İzmir’de barış akademisyenlerine dönük cezayı mahkeme iptal etti

26.02.2018 - 15:20
Haberi paylaş

Barış İçin Akademisyenler tarafından yayınlanan “Bu suça ortak olmayacağız” bildirisini imzaladıkları için Yaşar Üniversitesi tarafından dört akademisyene verilen ceza iptal edildi. Avukatları Arif Ali Cangı sorularımzı yanıtladı.

Barış İçin Akademisyenler tarafından imzaya açılan “Bu suça ortak olmayacağız” bildirisini imzalayan Prof. Dr. Deniz Özdemir, Prof. Dr. Turgay Kurultay, Doç. Dr. Anıl Duran ve Yrd. Doç. Dr. Aycan Kapucu’ya Yaşar Üniversitesi tarafından verilen ‘kınama’ cezaları. İzmir 1. İdare Mahkemesi’nce kaldırıldı.

İstanbul’da imzacı akademisyenlere hapis cezası verilirken, İzmir 1. İdare Mahkemesi’nin aldığı kararı akademisyenlerin avukatı Arif Ali Cangı’yla konuştuk.

Cangı: “Bildirgenin eleştiri hakkı ve fikir özgürlüğü kapsamı dışında değerlendirilmesi mümkün değil”

Avukat Arif Ali Cangı kararla ve kararın diğer imzacı akademisyenlere nasıl etki edebileceği ile ilgili şunları söyledi:

“Her ne kadar birisi İdare Mahkemesi kararı, diğeri Ceza Mahkemesi kararı olsa da suç olarak ele alınan eylemin değerlendirilişi önemlidir.  İzmir Bölge İdare Mahkemesi (BİM), ‘...barış bildirisini imzalama  eylemi 657 sayılı Kanunu'nun 125. maddesinin B-d bendinde tanımlanan ve kınama cezasını gerektiren, hizmet dışında Devlet memurunun itibar ve güven duygusunu sarsacak nitelikte davranışlarda bulunmak fiili kapsamında kalmaktadır...’ tespitiyle kademe ilerlemesi disiplin cezasını iptal ediyor.  Tabii ki   ‘Devlet memurunun itibar ve güven duygusunu sarsacak nitelikte davranışlarda bulunmak’ şeklinde değerlendirmesi de ifade özgürlüğü ve bilimsel özerkliğe aykırıdır. Ancak diğer yandan ‘terör örgütü propagandası’ suçu ile cezalandırılma karşısında İzmir BİM kararı bir kazanımdır. Bölge İdare Mahkemesi kararı olması itibariyle doğal olarak idari yargı tarafından emsal alınabilecek bir karar olmakla birlikte, önemsenmesi gerekiyor.

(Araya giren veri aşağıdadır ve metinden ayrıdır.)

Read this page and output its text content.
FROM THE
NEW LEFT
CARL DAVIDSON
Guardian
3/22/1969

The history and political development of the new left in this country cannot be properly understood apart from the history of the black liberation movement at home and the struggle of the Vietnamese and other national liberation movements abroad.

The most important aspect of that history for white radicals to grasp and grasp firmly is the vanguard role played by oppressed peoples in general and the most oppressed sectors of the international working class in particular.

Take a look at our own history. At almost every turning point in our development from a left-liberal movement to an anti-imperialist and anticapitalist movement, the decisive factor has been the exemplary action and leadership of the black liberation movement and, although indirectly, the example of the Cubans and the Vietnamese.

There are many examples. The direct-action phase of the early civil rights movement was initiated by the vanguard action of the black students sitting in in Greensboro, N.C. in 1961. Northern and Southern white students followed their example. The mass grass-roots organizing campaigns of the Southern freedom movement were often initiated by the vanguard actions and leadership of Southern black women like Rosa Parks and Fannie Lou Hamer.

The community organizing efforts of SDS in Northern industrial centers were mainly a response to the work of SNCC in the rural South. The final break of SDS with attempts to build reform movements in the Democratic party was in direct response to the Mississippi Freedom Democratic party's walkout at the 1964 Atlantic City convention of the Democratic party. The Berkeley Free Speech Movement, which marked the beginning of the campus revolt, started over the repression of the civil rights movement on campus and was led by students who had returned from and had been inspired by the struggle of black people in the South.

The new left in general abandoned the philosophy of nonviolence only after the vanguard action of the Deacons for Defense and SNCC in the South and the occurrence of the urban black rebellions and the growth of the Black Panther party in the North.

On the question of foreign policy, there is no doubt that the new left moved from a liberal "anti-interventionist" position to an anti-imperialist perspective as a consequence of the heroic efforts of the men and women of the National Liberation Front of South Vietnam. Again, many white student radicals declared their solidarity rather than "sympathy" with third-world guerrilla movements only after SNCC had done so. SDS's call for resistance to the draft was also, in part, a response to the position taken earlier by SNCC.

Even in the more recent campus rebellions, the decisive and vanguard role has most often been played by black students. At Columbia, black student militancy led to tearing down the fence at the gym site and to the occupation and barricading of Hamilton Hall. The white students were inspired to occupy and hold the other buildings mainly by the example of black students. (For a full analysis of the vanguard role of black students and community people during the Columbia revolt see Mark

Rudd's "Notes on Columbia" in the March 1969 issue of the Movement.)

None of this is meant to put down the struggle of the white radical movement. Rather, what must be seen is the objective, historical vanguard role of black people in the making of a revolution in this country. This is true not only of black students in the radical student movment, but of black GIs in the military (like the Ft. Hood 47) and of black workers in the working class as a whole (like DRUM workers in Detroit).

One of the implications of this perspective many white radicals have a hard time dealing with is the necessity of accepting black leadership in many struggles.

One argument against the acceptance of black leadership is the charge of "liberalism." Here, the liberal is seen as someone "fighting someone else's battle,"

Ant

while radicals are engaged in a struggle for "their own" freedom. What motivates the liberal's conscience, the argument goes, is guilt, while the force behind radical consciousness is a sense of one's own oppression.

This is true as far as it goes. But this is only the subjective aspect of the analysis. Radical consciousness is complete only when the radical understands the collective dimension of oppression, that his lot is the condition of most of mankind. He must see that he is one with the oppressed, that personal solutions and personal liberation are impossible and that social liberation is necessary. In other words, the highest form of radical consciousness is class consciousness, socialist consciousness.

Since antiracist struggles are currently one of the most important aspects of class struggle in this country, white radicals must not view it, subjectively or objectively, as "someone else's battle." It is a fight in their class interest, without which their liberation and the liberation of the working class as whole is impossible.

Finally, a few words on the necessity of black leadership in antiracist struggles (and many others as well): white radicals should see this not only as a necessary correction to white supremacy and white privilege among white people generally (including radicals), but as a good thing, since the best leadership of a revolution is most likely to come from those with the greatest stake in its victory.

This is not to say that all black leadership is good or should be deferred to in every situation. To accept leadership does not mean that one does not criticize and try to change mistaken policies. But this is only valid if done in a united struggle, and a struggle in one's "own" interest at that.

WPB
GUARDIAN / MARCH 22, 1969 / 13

Ben bu davaları önünde sonunda beraatle sonuçlanacağına inanıyorum. Çünkü AİHM'nin, Anayasa Mahkemesi'nin örnek kararları göz önüne alındığında, bildirgenin eleştiri hakkı ve fikir özgürlüğü kapsamı dışında değerlendirilmesi mümkün değildi.”